O desenvolvimento de Majestic Lisp está prosseguindo bem, apesar de ter agora pouco tempo para lidar com a linguagem. Por isso, estou me concentrando em usar um pouco do meu tempo livre ajeitando o texto que acompanha o código, dando efetivamente o formato de livro ao programa instruído5.

No futuro pretendo abordar mais conceitos da linguagem, como funções de ordens superiores, e até mesmo macros que facilitam o processo de desestruturação (e algumas coincidências felizes das escolhas que tenho feito para a linguagem, em outras partes dela).

Notas de Rodapé:

1

Estou pensando seriamente em adicionar formas de Common Lisp como when e unless.

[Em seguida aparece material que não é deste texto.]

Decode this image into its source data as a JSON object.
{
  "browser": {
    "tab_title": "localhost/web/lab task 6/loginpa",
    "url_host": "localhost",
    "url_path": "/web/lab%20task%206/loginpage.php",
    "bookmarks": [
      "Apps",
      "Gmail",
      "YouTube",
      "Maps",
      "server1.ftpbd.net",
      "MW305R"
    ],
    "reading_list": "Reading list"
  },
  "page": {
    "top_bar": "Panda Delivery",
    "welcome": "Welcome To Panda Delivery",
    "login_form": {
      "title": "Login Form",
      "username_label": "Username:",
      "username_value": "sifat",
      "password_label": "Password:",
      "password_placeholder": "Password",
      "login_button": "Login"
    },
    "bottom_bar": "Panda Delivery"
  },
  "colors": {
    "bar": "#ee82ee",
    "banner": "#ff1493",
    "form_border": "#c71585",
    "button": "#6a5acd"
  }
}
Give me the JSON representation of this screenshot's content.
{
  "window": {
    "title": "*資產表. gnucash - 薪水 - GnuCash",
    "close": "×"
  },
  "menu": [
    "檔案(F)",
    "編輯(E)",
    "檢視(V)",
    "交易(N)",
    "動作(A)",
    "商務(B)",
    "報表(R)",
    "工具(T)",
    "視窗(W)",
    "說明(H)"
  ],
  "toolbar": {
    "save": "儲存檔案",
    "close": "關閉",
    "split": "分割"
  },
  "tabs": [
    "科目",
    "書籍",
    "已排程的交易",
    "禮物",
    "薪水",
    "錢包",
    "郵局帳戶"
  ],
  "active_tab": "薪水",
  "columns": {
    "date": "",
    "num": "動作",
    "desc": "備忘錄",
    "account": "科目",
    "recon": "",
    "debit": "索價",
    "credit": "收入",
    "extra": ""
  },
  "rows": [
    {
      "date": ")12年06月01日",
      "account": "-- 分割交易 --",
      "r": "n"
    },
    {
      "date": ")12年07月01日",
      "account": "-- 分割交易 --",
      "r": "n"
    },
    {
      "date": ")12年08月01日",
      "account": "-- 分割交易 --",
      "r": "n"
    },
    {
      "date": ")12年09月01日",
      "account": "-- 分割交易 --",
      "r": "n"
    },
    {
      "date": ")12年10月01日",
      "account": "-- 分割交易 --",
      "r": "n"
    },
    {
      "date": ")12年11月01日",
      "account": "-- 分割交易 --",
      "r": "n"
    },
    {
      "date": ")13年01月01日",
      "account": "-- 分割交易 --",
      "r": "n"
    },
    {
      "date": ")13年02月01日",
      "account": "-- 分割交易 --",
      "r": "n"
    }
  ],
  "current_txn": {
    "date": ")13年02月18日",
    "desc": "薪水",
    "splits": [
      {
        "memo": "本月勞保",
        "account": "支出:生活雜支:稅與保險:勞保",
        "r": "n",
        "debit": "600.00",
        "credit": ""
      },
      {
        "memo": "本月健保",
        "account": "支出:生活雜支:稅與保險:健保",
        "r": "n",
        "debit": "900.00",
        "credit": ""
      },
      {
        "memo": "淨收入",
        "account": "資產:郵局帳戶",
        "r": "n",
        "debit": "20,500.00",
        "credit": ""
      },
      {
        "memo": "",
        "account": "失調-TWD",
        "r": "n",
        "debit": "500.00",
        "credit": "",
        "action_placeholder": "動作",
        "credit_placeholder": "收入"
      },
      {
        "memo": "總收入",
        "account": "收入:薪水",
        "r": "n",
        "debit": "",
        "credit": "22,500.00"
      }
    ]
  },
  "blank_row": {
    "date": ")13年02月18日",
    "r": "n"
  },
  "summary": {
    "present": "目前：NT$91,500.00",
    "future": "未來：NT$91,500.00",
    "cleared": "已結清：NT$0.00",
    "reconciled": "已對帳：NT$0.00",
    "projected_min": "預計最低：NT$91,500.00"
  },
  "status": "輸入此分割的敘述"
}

O maior motivo para isso é facilitar na escrita e na legibilidade.

2

Listas adequadas são listas formadas por células cons, tal que o cdr da célula cons seja um novo cons, ou o símbolo nil; no caso de um cdr contendo um cons, este deverá obedecer recursivamente à mesma regra. Listas terminadas com átomos que não sejam o símbolo nil são chamadas de listas pontuadas, por envolverem representação com ponto. Para mais informações, veja o último post.

3

Tecnicamente, o macro let também pode ser utilizado para desestruturação, papel igualmente desempenhado pelo macro destructure, que não foi citado aqui. Mas esse é um recurso ainda experimental, que poderá ser revisto em outra ocasião.

4

Alguns diriam até mesmo que essa ideia não combina com Lisp. Eu discordo bastante, como você pode ver…

5

Ver literate programming, de Donald Knuth. Programação instruída é uma tradução livre minha, como explicado no post anterior.